Par Garoute Blanc
Des voix de partout, des natifs du pays et celles du monde entier, qui sont venues au chevet de ce peuple, lors du séisme, ont appelé de leurs vœux que des ruines et décombres du 12 janvier, naisse une idée nouvelle d’Haïti, avec et pour les Haïtiens, mais les signaux qu’envoient nos dirigeants ne sont, ces jours-ci, guère encourageants. Ils en sont déjà à des décisions, pour le moins, surprenantes : un plan de reconstruction – concocté sans la participation nationale – la mise sur pied d’institutions, il faut bien le dire, de tutelle , telle la commission intérimaire pour la reconstruction d’Haïti (CIRH), déjà en piste pour les dix-huit prochains mois, et la fameuse loi sur l’État d’urgence manifestement anticonstitutionnelle.
Les sentiments nobles sont, hélas, éphémères et ne durent qu’un matin.
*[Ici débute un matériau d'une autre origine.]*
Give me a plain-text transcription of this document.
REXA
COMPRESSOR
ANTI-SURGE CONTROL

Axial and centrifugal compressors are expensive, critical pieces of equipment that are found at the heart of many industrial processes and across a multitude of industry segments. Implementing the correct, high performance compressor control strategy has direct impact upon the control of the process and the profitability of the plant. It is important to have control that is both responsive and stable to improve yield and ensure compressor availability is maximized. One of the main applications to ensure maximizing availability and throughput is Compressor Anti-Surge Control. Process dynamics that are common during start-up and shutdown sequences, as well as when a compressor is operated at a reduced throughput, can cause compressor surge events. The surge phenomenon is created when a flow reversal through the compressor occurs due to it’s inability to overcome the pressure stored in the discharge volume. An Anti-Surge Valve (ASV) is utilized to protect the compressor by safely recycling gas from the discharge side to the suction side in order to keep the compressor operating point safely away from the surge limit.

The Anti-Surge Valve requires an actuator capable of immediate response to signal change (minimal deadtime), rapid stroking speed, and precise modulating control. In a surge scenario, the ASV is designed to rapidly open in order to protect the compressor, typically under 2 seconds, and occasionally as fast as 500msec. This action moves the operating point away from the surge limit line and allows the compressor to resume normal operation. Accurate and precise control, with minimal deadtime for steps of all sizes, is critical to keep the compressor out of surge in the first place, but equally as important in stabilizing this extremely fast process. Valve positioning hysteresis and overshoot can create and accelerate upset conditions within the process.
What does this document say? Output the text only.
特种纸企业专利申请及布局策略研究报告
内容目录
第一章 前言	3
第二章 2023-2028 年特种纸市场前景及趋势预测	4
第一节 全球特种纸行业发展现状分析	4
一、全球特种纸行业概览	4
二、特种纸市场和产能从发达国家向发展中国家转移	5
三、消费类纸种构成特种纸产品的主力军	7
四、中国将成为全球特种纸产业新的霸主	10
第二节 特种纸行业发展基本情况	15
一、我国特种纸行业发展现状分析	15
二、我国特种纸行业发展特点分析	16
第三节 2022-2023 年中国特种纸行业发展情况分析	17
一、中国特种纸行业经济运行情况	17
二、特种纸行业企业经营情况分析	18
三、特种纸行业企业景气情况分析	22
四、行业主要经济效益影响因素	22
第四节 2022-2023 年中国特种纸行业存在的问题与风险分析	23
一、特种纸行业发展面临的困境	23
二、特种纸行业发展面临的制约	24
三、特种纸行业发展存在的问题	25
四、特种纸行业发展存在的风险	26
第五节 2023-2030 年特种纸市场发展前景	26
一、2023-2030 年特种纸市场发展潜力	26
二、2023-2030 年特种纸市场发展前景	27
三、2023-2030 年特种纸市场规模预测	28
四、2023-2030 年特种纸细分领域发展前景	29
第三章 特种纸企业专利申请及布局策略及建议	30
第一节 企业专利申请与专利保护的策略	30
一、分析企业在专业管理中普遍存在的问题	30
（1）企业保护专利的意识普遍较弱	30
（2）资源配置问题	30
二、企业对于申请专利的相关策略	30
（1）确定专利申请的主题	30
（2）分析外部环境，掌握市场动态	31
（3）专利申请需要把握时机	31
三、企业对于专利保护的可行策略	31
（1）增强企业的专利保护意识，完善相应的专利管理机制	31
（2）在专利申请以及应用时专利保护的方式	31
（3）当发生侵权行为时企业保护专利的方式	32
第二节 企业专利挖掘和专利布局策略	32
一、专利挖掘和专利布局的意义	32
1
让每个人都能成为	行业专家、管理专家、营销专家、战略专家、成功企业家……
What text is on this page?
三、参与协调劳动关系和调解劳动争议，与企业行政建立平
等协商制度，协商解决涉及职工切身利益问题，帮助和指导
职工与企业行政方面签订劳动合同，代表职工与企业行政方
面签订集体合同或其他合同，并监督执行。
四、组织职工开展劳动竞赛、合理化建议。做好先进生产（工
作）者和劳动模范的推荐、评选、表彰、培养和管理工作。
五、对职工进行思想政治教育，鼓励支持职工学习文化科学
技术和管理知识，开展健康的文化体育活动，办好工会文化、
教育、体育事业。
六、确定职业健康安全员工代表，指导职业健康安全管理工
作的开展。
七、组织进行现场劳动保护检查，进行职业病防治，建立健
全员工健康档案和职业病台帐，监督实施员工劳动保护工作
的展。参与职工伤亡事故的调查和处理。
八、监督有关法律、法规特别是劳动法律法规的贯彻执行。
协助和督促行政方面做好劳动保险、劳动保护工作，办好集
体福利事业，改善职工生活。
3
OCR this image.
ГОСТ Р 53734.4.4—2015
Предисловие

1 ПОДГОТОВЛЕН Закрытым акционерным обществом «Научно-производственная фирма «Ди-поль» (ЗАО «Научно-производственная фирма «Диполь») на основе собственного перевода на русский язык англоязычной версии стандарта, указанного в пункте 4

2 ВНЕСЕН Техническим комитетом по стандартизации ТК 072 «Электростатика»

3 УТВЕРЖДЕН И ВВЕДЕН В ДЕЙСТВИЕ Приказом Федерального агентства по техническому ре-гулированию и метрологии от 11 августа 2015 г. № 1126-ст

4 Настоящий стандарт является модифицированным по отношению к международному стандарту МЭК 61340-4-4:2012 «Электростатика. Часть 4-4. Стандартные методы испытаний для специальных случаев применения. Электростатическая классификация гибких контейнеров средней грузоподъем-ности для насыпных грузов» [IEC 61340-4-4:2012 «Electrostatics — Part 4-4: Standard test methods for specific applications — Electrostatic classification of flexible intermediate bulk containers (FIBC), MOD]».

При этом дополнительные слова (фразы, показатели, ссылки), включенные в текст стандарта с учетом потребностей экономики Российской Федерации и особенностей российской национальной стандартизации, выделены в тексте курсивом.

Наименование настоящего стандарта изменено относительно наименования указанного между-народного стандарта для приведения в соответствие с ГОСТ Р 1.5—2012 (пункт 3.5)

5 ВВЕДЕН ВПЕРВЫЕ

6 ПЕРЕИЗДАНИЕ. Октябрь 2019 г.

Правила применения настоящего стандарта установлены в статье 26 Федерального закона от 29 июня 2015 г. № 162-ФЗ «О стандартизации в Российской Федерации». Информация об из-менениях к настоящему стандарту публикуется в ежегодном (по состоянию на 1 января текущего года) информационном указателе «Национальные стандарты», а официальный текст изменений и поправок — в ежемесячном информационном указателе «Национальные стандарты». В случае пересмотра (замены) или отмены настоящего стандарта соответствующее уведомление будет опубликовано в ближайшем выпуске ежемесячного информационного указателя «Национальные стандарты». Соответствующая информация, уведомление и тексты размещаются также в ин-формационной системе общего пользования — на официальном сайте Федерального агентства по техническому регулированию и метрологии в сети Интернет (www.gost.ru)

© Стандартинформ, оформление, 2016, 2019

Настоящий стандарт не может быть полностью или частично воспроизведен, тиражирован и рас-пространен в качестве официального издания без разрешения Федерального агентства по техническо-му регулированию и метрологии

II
Étant donné tout ce que l’homme a déjà laissé voir de sa personne, l’on ne s’était jamais trop illusionné sur René Préval, l’on se disait, néanmoins, puisque c’est le président – même s’il a été élu dans des conditions contestables et contestées – en tant que premier citoyen du pays, l’on s’attendait à un geste de sa part et même à un geste d’éclat, vu qu’il est en fin de mandat. Comme tout humain, on lui créditait, à côté de sa part d’ombre, son versant lumineux et c’était l’occasion de le prouver, de bâtir sa renommée, même si cela n’a jamais été sa vocation première.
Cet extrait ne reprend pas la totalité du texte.